Mireille adolescente, aimait recopier sur un cahier certains textes ou extraits de lecture. On y trouve celui-ci


La nuit de mai

LA MUSE

Poète, prends ton luth et me donne un baiser ;
La fleur de l'églantier sent ses bourgeons éclore,
Le printemps naît ce soir ; les vents vont s'embraser ;
Et la bergeronnette, en attendant l'aurore,
Aux premiers buissons verts commence à se poser.
Poète, prends ton luth, et me donne un baiser.

LE POÈTE

Comme il fait noir dans la vallée !
J'ai cru qu'une forme voilée
Flottait là-bas sur la forêt.
Elle sortait de la prairie ;
Son pied rasait l'herbe fleurie ;
C'est une étrange rêverie ;
Elle s'efface et disparaît.

LA MUSE

Poète, prends ton luth ; la nuit, sur la pelouse,
Balance le zéphyr dans son voile odorant.
La rose, vierge encor, se referme jalouse
Sur le frelon nacré qu'elle enivre en mourant.
Écoute ! Tout se tait ; songe à ta bien-aimée.
Ce soir, sous les tilleuls, à la sombre ramée
Le rayon du couchant laisse un adieu plus doux.
Ce soir, tout va fleurir : l'immortelle nature
Se remplit de parfums, d'amour et de murmure,
Comme le lit joyeux de deux jeunes époux.

LE POÈTE

Pourquoi mon cœur bat-il si vite ?
Qu'ai-je donc en moi qui s'agite
Dont je me sens épouvanté ?
Ne frappe-t-on pas à ma porte ?
Pourquoi ma lampe à demi-morte
M'éblouit-elle de clarté ?
Dieu puissant ! Tout mon corps frissonne.
Qui vient ? Qui m'appelle ? - Personne.
Je suis seul ; c'est l'heure qui sonne ;
Ô solitude ! Ô pauvreté !

LA MUSE

Poète, prends ton luth ; le vin de la jeunesse
Fermente cette nuit dans les veines de Dieu.
Mon sein est inquiet ; la volupté l'oppresse,
Et les vents altérés m'ont mis la lèvre en feu.
Ô paresseux enfant ! Regarde, je suis belle.
Notre premier baiser, ne t'en souviens-tu pas,
Quand je te vis si pâle au toucher de mon aile,
Et que, les yeux en pleurs, tu tombas dans mes bras ?
Ah ! je t'ai consolé d'une amère souffrance !
Hélas ! bien jeune encor, tu te mourais d'amour.
Console-moi ce soir, je me meurs d'espérance ;
J'ai besoin de prier pour vivre jusqu'au jour.

LE POÈTE

Est-ce toi dont la voix m'appelle,
Ô ma pauvre Muse ! Est-ce toi ?
Ô ma fleur ! ô mon immortelle !
Seul être pudique et fidèle
Où vive encor l'amour de moi !
Oui, te voilà, c'est toi, ma blonde,
C'est toi, ma maîtresse et ma sœur !
Et je sens, dans la nuit profonde,
De ta robe d'or qui m'inonde
Les rayons glisser dans mon cœur.

LA MUSE

Poète, prends ton luth ; c'est moi, ton immortelle,
Qui t'ai vu cette nuit triste et silencieux,
Et qui, comme un oiseau que sa couvée appelle,
Pour pleurer avec toi descends du haut des cieux.
Viens, tu souffres, ami.
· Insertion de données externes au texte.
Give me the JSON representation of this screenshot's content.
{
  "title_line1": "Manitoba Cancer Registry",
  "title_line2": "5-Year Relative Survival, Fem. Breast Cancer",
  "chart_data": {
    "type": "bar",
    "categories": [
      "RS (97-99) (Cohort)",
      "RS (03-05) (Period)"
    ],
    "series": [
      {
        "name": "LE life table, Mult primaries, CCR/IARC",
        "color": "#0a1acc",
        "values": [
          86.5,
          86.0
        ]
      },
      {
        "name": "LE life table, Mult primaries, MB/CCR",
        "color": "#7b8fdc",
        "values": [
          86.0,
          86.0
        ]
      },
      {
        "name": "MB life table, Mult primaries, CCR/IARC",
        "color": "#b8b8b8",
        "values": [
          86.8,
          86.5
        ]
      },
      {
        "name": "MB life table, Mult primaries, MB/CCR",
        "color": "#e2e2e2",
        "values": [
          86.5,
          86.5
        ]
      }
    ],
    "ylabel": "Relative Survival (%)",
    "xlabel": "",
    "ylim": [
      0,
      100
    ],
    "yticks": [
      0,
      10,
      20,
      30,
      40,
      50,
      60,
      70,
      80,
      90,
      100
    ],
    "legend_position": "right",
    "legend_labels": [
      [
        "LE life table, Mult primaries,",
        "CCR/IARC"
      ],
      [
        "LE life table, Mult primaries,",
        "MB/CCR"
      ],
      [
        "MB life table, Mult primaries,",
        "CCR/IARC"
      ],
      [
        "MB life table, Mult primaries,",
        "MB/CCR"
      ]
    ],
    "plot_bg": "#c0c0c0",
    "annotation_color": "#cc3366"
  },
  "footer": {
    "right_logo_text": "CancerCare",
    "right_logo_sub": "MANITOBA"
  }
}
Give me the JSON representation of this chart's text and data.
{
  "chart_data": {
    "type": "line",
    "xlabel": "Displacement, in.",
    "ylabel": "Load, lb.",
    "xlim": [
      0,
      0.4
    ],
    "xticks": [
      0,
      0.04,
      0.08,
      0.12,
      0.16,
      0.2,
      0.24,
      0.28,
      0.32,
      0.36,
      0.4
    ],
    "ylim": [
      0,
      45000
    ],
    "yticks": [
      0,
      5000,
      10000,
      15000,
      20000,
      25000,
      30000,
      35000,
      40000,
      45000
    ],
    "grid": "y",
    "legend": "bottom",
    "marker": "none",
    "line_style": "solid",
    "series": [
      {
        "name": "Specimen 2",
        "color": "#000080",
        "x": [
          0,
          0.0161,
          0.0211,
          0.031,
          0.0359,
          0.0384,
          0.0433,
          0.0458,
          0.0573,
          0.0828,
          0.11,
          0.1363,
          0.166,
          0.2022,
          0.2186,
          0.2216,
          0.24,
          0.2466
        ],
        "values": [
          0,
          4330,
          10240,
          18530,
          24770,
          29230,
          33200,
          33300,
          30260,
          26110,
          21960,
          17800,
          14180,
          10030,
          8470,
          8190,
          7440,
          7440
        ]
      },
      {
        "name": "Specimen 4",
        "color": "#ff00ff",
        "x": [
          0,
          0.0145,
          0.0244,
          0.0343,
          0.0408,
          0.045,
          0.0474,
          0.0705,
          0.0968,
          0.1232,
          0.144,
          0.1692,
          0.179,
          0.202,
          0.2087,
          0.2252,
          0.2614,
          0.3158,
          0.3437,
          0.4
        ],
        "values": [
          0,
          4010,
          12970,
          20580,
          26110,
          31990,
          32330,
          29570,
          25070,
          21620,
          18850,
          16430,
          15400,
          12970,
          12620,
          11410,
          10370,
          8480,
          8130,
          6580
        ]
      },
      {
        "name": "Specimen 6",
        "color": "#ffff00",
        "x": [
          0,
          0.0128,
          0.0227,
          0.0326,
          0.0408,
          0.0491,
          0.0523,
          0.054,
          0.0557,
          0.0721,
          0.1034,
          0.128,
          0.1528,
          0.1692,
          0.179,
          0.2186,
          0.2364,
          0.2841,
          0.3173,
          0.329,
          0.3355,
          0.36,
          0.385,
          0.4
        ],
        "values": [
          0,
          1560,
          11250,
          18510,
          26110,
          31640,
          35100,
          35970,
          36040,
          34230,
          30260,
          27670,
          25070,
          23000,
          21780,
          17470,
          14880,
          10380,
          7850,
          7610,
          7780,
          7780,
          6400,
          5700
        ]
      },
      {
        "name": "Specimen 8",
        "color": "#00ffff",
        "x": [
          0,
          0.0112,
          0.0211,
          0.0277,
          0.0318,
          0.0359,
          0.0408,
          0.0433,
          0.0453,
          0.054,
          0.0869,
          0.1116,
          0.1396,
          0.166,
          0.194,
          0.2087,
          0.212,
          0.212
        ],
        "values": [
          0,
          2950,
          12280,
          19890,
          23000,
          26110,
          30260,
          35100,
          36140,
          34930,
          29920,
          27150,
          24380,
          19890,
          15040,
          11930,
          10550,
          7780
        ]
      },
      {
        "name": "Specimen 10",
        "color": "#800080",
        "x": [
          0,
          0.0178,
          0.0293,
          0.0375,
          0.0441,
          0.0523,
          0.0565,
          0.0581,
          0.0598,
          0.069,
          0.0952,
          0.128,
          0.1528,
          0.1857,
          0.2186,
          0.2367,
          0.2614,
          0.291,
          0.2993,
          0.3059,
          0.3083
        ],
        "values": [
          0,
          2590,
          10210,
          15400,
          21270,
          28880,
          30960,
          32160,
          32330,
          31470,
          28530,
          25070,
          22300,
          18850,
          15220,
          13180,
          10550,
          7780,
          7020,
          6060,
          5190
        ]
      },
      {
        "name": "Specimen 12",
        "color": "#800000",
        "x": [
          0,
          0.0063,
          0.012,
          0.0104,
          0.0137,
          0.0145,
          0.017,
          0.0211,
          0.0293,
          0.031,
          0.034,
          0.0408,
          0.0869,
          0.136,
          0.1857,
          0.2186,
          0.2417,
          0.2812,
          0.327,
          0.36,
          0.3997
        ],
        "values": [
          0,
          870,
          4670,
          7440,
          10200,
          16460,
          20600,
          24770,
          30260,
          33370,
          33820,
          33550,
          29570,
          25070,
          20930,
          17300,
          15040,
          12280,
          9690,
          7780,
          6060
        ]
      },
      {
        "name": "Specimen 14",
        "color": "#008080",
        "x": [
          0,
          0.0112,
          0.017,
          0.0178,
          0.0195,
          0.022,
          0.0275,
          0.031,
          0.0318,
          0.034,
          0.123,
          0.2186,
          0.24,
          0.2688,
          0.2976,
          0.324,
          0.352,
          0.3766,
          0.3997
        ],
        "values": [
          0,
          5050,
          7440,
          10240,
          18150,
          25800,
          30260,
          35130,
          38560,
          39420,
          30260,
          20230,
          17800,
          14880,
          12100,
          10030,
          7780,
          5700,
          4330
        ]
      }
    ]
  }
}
Quelque ennui solitaire
Te ronge, quelque chose a gémi dans ton cœur ;
Quelque amour t'est venu, comme on en voit sur terre,
Une ombre de plaisir, un semblant de bonheur.
Viens, chantons devant Dieu ; chantons dans tes pensées,
Dans tes plaisirs perdus, dans tes peines passées ;
Partons, dans un baiser, pour un monde inconnu,
Éveillons au hasard les échos de ta vie,
Parlons-nous de bonheur, de gloire et de folie,
Et que ce soit un rêve, et le premier venu.
Inventons quelque part des lieux où l'on oublie ;
Partons, nous sommes seuls, l'univers est à nous.
Voici la verte Écosse et la brune Italie,
Et la Grèce, ma mère, où le miel est si doux,
Argos, et Ptéléon, ville des hécatombes,
Et Messa la divine, agréable aux colombes,
Et le front chevelu du Pélion changeant ;
Et le bleu Titarèse, et le golfe d'argent
Qui montre dans ses eaux, où le cygne se mire,
La blanche Oloossone à la blanche Camyre.
Dis-moi, quel songe d'or nos chants vont-ils bercer ?
D'où vont venir les pleurs que nous allons verser ?
Ce matin, quand le jour a frappé ta paupière,
Quel séraphin pensif, courbé sur ton chevet,
Secouait des lilas dans sa robe légère,
Et te contait tout bas les amours qu'il rêvait ?
Chanterons-nous l'espoir, la tristesse ou la joie ?
Tremperons-nous de sang les bataillons d'acier ?
Suspendrons-nous l'amant sur l'échelle de soie ?
Jetterons-nous au vent l'écume du coursier ?
Dirons-nous quelle main, dans les lampes sans nombre
De la maison céleste, allume nuit et jour
L'huile sainte de vie et d'éternel amour ?
Crierons-nous à Tarquin : " Il est temps, voici l'ombre ! "
Descendrons-nous cueillir la perle au fond des mers ?
Mènerons-nous la chèvre aux ébéniers amers ?
Montrerons-nous le ciel à la Mélancolie ?
Suivrons-nous le chasseur sur les monts escarpés ?
La biche le regarde ; elle pleure et supplie ;
Sa bruyère l'attend ; ses faons sont nouveau-nés ;
Il se baisse, il l'égorge, il jette à la curée
Sur les chiens en sueur son cœur encor vivant.
Peindrons-nous une vierge à la joue empourprée,
S'en allant à la messe, un page la suivant,
Et d'un regard distrait, à côté de sa mère,
Sur sa lèvre entr'ouverte oubliant sa prière ?
Elle écoute en tremblant, dans l'écho du pilier,
Résonner l'éperon d'un hardi cavalier.
Dirons-nous aux héros des vieux temps de la France
De monter tout armés aux créneaux de leurs tours,
Et de ressusciter la naïve romance
Que leur gloire oubliée apprit aux troubadours ?
Vêtirons-nous de blanc une molle élégie ?
L'homme de Waterloo nous dira-t-il sa vie,
Et ce qu'il a fauché du troupeau des humains
Avant que l'envoyé de la nuit éternelle
Vînt sur son tertre vert l'abattre d'un coup d'aile,
Et sur son cœur de fer lui croiser les deux mains ?
Clouerons-nous au poteau d'une satire altière
Le nom sept fois vendu d'un pâle pamphlétaire,
Qui, poussé par la faim, du fond de son oubli,
S'en vient, tout grelottant d'envie et d'impuissance,
Sur le front du génie insulter l'espérance,
Et mordre le laurier que son souffle a sali ?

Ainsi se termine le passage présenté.